Is it true that there are infinitely many square numbers in the sequence $\left \lfloor n \sqrt{2} \right \rfloor $ with $n$ is a whole number? If not, how can we prove it?

Answer 1

Interesting question. Beatty sequences give that every positive natural number is either of the form $\lfloor \sqrt{2}\,a\rfloor$ or of the form $\lfloor (2+\sqrt{2})\,b\rfloor$, for some $a,b\in\mathbb{N}$. If we assume that only a finite number of squares belong to the first sequence, we have that every large enough square is of the form $\lfloor (2+\sqrt{2})\,b\rfloor$ for some $b\in\mathbb{N}$. Now we may use the general properties of continued fractions to derive a contradiction. We have that $$ \sqrt{2}=[1;2,2,2,2,\ldots] $$ and if $\left\{\frac{p_k}{q_k}\right\}$ is the sequence of convergents of such continued fraction, $$ q_k^2 \sqrt{2}-p_k q_k = \frac{(-1)^k}{2\sqrt{2}}+o(1) $$ as $k\to +\infty$. Similarly, $$ \frac{1}{2+\sqrt{2}}=[0;3,2,2,2,\ldots] $$ and if $\left\{\frac{p_k}{q_k}\right\}$ is the sequence of convergents of such continued fraction, $$ \frac{q_k^2}{2+\sqrt{2}}-p_k q_k = \frac{(-1)^k}{2\sqrt{2}}+o(1) $$ as $k\to +\infty$. Assuming that $q_k^2$ belongs to the complementary Beatty sequence we get $$ b \leq \frac{q_k^2}{2+\sqrt{2}} \leq b+\frac{1}{2+\sqrt{2}},\qquad b\in\mathbb{N} $$ which contradicts the previous statement if $k$ is large and odd.

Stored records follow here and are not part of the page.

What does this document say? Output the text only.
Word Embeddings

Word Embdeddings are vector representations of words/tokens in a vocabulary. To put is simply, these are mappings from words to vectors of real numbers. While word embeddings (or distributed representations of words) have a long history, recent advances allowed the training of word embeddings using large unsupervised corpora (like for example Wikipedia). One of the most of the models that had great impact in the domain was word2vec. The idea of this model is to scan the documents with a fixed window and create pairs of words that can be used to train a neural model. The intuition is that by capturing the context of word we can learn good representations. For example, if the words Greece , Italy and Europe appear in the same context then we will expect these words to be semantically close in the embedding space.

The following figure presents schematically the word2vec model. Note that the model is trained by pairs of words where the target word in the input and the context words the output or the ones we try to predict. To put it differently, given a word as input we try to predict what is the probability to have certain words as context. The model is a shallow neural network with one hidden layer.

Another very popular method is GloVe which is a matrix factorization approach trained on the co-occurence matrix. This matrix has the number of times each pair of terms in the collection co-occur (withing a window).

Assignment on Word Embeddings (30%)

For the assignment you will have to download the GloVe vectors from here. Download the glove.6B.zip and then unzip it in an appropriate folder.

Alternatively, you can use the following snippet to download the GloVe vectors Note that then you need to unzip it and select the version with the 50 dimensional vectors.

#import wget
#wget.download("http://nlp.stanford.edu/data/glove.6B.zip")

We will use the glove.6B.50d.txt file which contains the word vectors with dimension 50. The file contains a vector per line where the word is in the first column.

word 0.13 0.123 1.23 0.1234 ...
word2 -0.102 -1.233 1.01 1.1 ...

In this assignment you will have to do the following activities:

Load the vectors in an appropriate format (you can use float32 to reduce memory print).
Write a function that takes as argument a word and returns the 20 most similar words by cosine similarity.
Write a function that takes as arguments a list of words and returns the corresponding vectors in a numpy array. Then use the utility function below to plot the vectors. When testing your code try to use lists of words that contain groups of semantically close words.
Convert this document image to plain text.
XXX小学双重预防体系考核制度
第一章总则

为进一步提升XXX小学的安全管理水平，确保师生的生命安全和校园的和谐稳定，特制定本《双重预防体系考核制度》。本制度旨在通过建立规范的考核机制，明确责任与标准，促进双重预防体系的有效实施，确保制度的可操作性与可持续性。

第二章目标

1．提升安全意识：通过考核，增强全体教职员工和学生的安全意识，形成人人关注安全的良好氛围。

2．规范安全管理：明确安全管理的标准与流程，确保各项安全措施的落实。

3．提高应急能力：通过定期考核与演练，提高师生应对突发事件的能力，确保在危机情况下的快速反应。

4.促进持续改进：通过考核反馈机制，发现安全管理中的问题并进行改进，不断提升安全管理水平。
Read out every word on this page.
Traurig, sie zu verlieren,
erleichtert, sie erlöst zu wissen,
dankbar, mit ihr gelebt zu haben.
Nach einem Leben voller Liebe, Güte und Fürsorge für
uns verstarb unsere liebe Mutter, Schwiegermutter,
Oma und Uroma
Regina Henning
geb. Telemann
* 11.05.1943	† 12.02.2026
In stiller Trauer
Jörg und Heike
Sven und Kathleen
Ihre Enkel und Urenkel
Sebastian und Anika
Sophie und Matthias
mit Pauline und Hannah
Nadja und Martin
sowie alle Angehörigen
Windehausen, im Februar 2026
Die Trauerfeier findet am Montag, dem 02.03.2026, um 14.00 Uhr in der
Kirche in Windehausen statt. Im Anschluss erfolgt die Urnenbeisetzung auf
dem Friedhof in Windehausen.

The same argument works also by switching the roles of the original Beatty sequence and its complementary sequence. In particular we have that

There are infinite squares of the form $\lfloor \sqrt{2}\,a\rfloor$ and infinite squares of the form $\lfloor \left(2+\sqrt{2}\right)\,b\rfloor$. Every non-zero square is represented by exactly one of such forms.

A more advanced approach is proving that the set $\{\lfloor n\sqrt{2}\rfloor:n\geq 0\}$ contains a difference set $S-S$ where $S\subset\mathbb{N}$ has a positive density. Indeed, by the Furstenberg-Sárközy theorem there are infinite squares in any difference set of the previous form. This is the quantitative version of the fact that the squares form a Heilbronn set, i.e. a neighbourhood of zero in the Bohr topology.

The first positive squares of the form $\lfloor \sqrt{2}\,a\rfloor$ are $$1, 4, 9, 16, 25, 36, 49, 100, 121, 144, 169, 196, 289, 400.$$ The first positive squares of the complementary form $\lfloor \left(2+\sqrt{2}\right)\,b\rfloor$ are $$64, 81, 225, 256, 324, 361, 484, 529.$$